Pandemia de Covid-19 afetou liberdades
Os rankings da The Economist e da Heritage Foundation são consensuais em apontar que a pandemia de coronavírus prejudicou as liberdades e a qualidade de vida em escala global. O Democracy Index aponta que a pandemia “agravou tendências já existentes” de autoritarismo que se viam em diferentes países. O texto cita como exemplos de restrição à liberdade os “lockdowns” e a implantação do chamado passaporte sanitário, que restringe acessos a pessoas que não tomaram vacinas contra a Covid-19.
Já o relatório da Heritage Foundation, que afere a liberdade econômica, diz que um desafio para a sociedade global é o de não se contentar com o retorno do quadro existente antes da deflagração da pandemia. Segundo a fundação, é necessário um empenho extra, com mais esforços no sentido de incrementar a liberdade econômica, para se alcançar o grau de prosperidade anterior.
Países desenvolvidos que não tem democracia são exceção
Singapura é um país que costuma ficar bem-posicionado nos rankings de desenvolvimento econômico, social e de corrupção, mas se sai mal no de democracia. O país é o primeiro colocado na lista da Heritage Foundation sobre liberdade econômica; o quarto na lista da Transparência Internacional sobre percepção de corrupção; e tem o 11.º melhor IDH do mundo, segundo a ONU.
No entanto, quando o assunto é democracia, a situação é diferente. Singapura ocupa apenas a posição 66 na lista dos países mais democráticos, segundo a revista The Economist. O país tem um histórico de repressão a opositores, mantém pena de morte para determinados crimes e acumula denúncias de violação à liberdade de imprensa e de organização partidária. Além disso, seu governo também registra um histórico de medidas de restrição a liberdades individuais de seus cidadãos, como o controle do número de filhos, vigente no passado, e a proibição de relações homossexuais.
Outro exemplo em que liberdade econômica e democracia não caminharam juntas é o Chile durante o governo do ditador Augusto Pinochet, que comandou o país entre 1973 e 1990. Sua gestão foi marcada por prisão de opositores, com denúncias de tortura e mortes, mas também proporcionou crescimento econômico. Hoje, o Chile tem o melhor IDH da América Latina.
Para o economista Gil Castello Branco, secretário-geral da ONG Contas Abertas, os exemplos de Singapura e Chile mostram que “a correlação entre democracia, liberdade econômica, desenvolvimento e baixa corrupção nem sempre é plena”.
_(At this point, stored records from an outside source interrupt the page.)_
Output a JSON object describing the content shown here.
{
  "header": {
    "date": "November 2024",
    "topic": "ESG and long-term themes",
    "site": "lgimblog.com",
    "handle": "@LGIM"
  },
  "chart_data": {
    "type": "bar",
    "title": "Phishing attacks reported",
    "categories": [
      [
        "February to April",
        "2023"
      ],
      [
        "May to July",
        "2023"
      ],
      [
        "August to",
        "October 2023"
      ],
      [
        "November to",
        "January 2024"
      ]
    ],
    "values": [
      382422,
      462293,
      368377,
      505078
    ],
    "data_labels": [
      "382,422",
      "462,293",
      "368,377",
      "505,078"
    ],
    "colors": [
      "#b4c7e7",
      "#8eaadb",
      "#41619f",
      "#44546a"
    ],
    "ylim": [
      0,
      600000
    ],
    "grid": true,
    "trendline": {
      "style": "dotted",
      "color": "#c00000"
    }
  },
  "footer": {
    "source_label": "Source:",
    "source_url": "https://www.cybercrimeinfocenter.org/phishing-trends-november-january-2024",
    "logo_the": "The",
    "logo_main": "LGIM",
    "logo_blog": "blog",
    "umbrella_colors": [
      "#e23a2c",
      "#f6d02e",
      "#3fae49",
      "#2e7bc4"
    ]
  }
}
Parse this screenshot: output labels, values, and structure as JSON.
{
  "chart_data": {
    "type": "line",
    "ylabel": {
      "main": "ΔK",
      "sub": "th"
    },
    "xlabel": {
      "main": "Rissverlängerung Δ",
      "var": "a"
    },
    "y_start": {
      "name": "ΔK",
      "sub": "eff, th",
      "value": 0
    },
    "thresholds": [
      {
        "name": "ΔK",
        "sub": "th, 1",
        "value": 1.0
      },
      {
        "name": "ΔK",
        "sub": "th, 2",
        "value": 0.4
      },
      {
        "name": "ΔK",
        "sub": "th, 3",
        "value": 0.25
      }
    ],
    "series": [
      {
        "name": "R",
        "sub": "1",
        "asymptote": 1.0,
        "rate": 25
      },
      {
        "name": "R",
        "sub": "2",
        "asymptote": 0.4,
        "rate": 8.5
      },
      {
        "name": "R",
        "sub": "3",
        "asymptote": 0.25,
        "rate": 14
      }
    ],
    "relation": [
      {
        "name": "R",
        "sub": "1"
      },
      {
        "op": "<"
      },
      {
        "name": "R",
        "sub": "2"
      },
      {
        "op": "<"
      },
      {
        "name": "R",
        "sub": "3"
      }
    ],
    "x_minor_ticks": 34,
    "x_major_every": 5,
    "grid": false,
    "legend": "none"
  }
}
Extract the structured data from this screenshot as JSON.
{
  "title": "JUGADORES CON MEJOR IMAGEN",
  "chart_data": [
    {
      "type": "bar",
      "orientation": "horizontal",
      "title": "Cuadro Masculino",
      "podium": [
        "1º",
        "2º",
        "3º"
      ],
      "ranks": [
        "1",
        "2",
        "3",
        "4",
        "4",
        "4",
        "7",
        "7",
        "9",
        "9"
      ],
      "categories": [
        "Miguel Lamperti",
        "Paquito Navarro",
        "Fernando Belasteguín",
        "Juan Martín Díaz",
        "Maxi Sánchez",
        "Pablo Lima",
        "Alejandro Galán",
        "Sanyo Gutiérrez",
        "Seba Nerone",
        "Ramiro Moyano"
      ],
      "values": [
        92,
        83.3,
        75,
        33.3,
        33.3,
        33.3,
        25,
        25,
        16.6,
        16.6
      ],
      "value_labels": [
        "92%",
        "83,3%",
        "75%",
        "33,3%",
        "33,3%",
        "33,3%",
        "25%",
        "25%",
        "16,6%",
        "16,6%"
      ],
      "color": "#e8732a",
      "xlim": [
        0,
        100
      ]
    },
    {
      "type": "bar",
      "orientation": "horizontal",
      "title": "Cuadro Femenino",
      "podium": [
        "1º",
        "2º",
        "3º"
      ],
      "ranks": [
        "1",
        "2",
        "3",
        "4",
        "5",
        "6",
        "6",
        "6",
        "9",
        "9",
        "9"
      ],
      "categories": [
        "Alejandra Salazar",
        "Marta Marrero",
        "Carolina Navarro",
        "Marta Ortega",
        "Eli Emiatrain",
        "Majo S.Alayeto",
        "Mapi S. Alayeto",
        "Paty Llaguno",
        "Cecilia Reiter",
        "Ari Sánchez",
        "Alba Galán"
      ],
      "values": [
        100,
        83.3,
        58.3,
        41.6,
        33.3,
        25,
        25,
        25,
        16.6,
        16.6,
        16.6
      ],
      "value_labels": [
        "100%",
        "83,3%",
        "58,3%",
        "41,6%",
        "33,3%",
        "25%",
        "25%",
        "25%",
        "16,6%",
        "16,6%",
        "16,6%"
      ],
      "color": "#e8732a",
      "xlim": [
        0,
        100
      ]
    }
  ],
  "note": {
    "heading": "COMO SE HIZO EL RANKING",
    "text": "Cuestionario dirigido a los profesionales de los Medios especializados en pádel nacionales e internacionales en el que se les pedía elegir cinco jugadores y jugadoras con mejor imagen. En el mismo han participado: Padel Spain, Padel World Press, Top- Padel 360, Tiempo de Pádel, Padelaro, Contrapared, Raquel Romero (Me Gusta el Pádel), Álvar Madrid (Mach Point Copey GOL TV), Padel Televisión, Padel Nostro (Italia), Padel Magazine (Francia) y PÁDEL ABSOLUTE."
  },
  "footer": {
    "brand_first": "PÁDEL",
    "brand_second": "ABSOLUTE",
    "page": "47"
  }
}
Michael Mohallem diz que ditaduras que conseguem entregar resultados sociais satisfatórios são “pontos fora da curva”. E ressalta que as ditaduras, justamente por inibir a presença de mecanismos de fiscalização, conseguem ocultar casos de corrupção, sugerindo um status melhor do que o que realmente ocorre. “A corrupção só é descoberta quando dá errado”, diz.
Castello Branco entatiza que “eventuais benefícios econômicos jamais devem ser obtidos à custa de prejuízos à democracia e de restrições às liberdades individuais”. A opinião é similar à do professor Marcos Mendes: “A liberdade democrática, de expressão, de ir e vir, tem um valor em si mesmo. Tem um valor intrínseco. Mesmo que uma democracia seja pior no sentido de gerar corrupção, de gerar crescimento econômico e outras coisas, ela tem seu valor intrínseco que é o da liberdade das pessoas. As pessoas querem ser livres, querem se expressar. Esse é um valor intrínseco da democracia e por isso ela é superior às ditaduras”.